Error Handling & Edge Cases
| Scenario | Detection | Response |
|---|---|---|
| Timeout in tranche loop | asyncio.TimeoutError around assignment_wrs | Log warning, proceed to sleep remainder |
Empty selection (assigned_wrs == []) | Length check | Skip announcement/judgment cycle |
| Stale block (slot < finalized.slot) | Slot comparison | Abort audit run early |
| Invalid framing (length mismatch) | is_valid == False | Raise networking error, close stream |
| Judgment epoch drift > 1 | Epoch comparison | Reject judgment & log error |
| Missing tranche for judgment | fetch_rep_tranche returns None | Log error; ignore judgment |
| Malicious mass negatives | High false_votes proportion | Escalate via increased m_n, potential dispute extrinsic |
Performance Considerations
- Network fan-out: CE 144 & CE 145 broadcast to all connected peers; potential optimization: partial gossip with redundancy threshold.
- VRF computations: O(R) per tranche where R is remaining unaudited reports; truncated by early satisfaction of audited condition.
- Storage growth: bounded by per-block, per-tranche lifetimes; aggressive pruning after audited conclusion avoids unbounded history.
- Concurrency:
asyncio.create_taskused for non-blocking transmissions & state updates; judgments processed sequentially per assignment list for deterministic ordering.
Mapping Spec Equations to Code
| Gray Paper Reference | Code Location | Description |
|---|---|---|
| Eq. 17.3 / 17.4 | Audit.auditable_reports | Build q from rho & newly available set |
| Eq. 17.5 / 17.6 | Audit.verifiable_random_selection | Initial tranche assignment & shuffle |
| Eq. 17.14 / 17.15 | Audit.vrf_tranche | Conditional assignment logic for later tranches |
| Tranche index derivation | Audit.tranche_index | Time to tranche mapping |
| Audited predicate U | Utils.block_audited | Determine block completion |
| Negative escalation | Auditor.negative_judgments | Re-refinement & propagation |
Security Properties Achieved
- Liveness: VRF-based escalation ensures eventual audit coverage despite inactivity.

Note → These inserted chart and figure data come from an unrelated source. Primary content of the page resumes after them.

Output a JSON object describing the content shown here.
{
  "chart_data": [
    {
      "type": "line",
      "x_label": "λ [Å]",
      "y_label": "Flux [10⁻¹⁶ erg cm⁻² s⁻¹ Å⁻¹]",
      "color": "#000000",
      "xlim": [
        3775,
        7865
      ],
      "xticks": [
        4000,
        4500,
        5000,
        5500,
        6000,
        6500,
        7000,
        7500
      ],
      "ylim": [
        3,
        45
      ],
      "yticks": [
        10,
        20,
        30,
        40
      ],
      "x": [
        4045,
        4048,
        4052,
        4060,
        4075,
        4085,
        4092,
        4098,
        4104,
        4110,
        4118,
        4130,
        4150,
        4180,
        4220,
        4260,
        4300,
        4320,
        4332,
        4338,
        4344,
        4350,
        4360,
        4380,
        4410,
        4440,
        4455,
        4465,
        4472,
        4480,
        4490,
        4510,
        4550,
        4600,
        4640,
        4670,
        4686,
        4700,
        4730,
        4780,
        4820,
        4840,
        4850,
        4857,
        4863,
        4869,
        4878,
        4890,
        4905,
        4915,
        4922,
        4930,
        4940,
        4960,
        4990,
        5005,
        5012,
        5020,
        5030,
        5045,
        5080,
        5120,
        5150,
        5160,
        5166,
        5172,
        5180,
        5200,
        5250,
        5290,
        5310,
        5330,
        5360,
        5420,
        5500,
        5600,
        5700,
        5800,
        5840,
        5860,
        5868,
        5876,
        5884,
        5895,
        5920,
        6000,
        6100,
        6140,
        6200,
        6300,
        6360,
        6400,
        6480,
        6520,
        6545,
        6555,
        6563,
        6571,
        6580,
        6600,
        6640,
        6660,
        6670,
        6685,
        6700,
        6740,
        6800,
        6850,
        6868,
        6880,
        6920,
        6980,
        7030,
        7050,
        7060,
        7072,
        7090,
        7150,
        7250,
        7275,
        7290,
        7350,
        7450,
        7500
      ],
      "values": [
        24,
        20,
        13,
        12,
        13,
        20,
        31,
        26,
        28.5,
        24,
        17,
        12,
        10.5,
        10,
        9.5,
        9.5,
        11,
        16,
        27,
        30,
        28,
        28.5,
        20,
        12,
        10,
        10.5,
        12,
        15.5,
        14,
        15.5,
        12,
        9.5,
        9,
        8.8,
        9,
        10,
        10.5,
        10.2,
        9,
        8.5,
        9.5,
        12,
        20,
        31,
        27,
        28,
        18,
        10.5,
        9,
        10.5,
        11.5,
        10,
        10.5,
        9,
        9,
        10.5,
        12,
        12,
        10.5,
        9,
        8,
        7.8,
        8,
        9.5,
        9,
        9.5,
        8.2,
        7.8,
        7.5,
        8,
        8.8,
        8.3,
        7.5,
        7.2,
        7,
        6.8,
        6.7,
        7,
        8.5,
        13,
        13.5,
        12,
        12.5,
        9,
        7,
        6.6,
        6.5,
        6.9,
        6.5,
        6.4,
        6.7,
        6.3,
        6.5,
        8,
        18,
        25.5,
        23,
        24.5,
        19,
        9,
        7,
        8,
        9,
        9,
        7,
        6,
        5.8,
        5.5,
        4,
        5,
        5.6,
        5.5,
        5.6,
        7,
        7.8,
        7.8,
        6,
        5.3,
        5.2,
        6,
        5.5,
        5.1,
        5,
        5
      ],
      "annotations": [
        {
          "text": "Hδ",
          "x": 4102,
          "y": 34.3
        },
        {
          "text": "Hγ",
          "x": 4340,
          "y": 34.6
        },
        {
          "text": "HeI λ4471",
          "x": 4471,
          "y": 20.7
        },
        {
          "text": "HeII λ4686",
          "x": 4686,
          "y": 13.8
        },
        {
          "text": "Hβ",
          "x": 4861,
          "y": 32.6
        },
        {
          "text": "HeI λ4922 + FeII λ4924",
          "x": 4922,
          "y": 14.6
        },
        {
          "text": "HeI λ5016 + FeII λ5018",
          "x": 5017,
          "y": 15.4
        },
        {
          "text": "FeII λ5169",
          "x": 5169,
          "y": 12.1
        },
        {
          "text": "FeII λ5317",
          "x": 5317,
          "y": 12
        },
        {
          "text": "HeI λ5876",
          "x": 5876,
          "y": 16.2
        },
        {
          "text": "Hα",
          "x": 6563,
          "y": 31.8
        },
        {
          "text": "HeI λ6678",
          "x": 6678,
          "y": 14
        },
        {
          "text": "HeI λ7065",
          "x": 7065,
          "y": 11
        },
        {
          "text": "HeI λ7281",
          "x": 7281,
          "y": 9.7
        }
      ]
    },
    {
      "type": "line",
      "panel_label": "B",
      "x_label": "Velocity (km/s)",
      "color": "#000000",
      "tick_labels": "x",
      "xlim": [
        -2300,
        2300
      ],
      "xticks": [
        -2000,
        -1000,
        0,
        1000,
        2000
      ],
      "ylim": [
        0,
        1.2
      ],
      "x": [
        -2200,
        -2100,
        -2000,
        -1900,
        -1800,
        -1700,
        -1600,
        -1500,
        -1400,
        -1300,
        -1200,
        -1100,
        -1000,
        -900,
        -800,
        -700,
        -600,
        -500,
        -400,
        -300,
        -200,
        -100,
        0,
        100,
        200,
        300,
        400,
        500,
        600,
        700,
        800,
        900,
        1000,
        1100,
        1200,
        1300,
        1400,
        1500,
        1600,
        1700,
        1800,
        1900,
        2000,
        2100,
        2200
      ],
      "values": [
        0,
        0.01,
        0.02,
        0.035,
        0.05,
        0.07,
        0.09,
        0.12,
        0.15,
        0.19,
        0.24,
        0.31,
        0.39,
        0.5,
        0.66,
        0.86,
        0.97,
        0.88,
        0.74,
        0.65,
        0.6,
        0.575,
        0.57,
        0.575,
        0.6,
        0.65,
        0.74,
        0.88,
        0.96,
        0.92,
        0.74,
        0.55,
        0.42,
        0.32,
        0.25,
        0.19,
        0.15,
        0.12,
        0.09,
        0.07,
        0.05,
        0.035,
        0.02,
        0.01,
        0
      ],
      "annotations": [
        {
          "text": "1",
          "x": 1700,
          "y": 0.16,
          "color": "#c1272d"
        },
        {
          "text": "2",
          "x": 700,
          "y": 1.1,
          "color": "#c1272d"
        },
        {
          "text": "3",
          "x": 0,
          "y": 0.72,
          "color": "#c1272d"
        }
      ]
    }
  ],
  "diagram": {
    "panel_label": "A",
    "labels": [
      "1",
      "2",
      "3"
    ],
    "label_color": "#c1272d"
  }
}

- Integrity: Multi-signature (Ed25519 + VRF evidence) announcements prevent unilateral reassignment manipulation.
- Accountability: Persistent records of announcements & judgments enable dispute construction.
- Resilience: >2/3 positive override path prevents censorship via isolated false negatives.
Future Improvements (Potential)
- Adaptive tranche duration under high contention.
- Partial aggregation of judgments to reduce bandwidth (multisig/BLS).
- Incremental Merkle commitments for faster dispute proofs.
- Rate limiting for redundant negative re-broadcasts.
Summary
We couple assurance output directly into the audit pipeline, using slot-derived timestamps and fixed tranche periods to regulate scheduling. The auditable_reports function enforces core alignment and selects only freshly available work-reports, while the asynchronous audit engine tracks judgments, no-shows, and negatives contributing to finality prerequisites.
This document details the full lifecycle and implementation fidelity of Tessera's auditing and judgment process, mapping JAM Gray Paper Section 17 semantics directly to production Python code for clarity and maintainability.